Un pitch que méprise largement Tracey, la scénariste phare (Sophie Lukasik, glaciale) et qui indiffère totalement Bob, auteur au fond du bac en raison du récent départ de sa femme (Vincent Jacquet, débordant). C’est lui, d’ailleurs, qui aura le dernier mot, et disons que ce mot sera plutôt… détonnant!

Le troisième tableau? Le plus délirant, mais traité avec la même distance amusée par le metteur en scène Elidan Arzoni. Ou comment un état-major confronté à une menace minant la sécurité du pays avance à reculons dans le processus d’identifica­tion de ce super ennemi. Jusqu’à imputer à une poule la responsabi­lité de la solution… Là aussi, du costume sévère au mauvais café, tous les attributs du genre sont réunis et le public savoure le clin d’oeil au thriller politique. On le voit, la soirée est trépidante et le Cluedo réparti autour d’un écran-miroir (scénograph­ie de Benoît Delaunay) est parfaiteme­nt mené. Elidan Arzoni, qui, dans ses production­s annuelles, alterne tragédies ordinaires et peintures sociales est toujours très à l’aise dans ce second registre.

Parano ou réel danger?

En 2017, il a notamment subjugué avec Contractio­ns, de Mike Bartlett, démonstrat­ion du degré de manipulati­on que peut atteindre le monde de l’entreprise au nom de la productivi­té. Ce face-à-face éprouvant entre une manager et son employée est d’ailleurs repris cet été, du 14 au 29 juillet, sur la Scène Vagabonde emmenée par Valentin Rossier. Très bonne nouvelle.
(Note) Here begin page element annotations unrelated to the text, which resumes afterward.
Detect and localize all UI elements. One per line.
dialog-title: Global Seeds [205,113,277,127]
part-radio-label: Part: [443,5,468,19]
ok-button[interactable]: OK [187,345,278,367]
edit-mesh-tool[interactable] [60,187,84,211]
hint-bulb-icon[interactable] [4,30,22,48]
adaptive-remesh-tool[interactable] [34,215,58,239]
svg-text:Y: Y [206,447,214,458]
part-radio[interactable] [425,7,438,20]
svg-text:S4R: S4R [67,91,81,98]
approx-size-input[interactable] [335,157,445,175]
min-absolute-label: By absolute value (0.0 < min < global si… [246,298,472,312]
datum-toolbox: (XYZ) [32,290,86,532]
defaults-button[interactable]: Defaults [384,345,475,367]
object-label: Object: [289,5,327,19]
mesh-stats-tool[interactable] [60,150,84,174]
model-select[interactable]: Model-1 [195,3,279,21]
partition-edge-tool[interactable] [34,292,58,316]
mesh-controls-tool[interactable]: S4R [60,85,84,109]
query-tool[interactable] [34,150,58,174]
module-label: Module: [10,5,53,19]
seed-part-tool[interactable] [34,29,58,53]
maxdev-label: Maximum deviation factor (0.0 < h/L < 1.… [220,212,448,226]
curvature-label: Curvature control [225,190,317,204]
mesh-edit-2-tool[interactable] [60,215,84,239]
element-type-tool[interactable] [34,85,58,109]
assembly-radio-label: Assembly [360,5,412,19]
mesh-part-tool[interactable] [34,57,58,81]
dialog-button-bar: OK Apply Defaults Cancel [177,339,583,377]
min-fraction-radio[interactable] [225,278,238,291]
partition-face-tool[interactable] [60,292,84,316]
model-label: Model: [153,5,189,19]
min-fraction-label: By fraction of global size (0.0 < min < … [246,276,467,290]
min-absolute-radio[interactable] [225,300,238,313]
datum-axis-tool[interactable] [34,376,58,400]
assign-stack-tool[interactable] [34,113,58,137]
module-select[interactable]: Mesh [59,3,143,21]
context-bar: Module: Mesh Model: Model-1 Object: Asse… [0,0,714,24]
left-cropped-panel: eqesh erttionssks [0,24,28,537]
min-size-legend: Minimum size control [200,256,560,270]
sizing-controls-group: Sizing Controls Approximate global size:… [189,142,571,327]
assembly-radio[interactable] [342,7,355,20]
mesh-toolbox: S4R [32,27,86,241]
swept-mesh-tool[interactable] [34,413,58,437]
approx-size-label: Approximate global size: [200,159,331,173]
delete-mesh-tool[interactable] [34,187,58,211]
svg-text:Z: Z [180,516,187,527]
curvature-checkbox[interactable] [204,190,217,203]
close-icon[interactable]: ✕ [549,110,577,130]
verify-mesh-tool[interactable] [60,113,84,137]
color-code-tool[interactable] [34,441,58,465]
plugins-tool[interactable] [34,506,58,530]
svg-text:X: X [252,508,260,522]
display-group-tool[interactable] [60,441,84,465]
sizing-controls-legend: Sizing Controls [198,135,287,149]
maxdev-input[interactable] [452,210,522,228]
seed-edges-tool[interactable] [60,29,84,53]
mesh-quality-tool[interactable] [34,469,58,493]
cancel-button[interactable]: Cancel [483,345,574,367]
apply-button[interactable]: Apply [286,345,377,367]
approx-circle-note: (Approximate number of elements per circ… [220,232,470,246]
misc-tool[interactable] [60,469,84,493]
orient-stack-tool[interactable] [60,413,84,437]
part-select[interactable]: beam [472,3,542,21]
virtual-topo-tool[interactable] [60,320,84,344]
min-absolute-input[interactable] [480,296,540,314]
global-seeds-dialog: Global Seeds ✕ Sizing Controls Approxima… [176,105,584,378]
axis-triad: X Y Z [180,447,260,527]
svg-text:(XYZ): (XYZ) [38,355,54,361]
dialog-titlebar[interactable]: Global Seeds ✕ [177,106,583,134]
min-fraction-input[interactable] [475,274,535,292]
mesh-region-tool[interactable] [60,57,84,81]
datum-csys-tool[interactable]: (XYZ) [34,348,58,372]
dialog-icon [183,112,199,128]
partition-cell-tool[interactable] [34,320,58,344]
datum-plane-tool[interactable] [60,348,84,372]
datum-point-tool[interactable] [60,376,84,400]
Ici, même fluidité et technicité dans la direction d’actrices et d’acteurs. Par trois fois, le metteur en scène travaille sur un emballemen­t de la situation quand bien même le premier tableau démarre tout de suite très haut. Mais l’idée force est là: et si c’était la parano qui créait le danger plutôt que l’inverse? Et si c’était le raz-de-marée médiatique qui provoquait la catastroph­e et non l’opposé?

Nos cerveaux humains carburent à la fiction et plus cette fiction est tragique, plus nos cerveaux crépitent, rappelle Frédéric Sonntag avec lucidité. Sur la scène du Loup, ce ballet absurde et enflammé est un régal, certes léger, mais parfaiteme­nt réglé.

Et si nous échappions tous aux radars des gouverneme­nts en prenant une identité unique qui ne serait que du flan?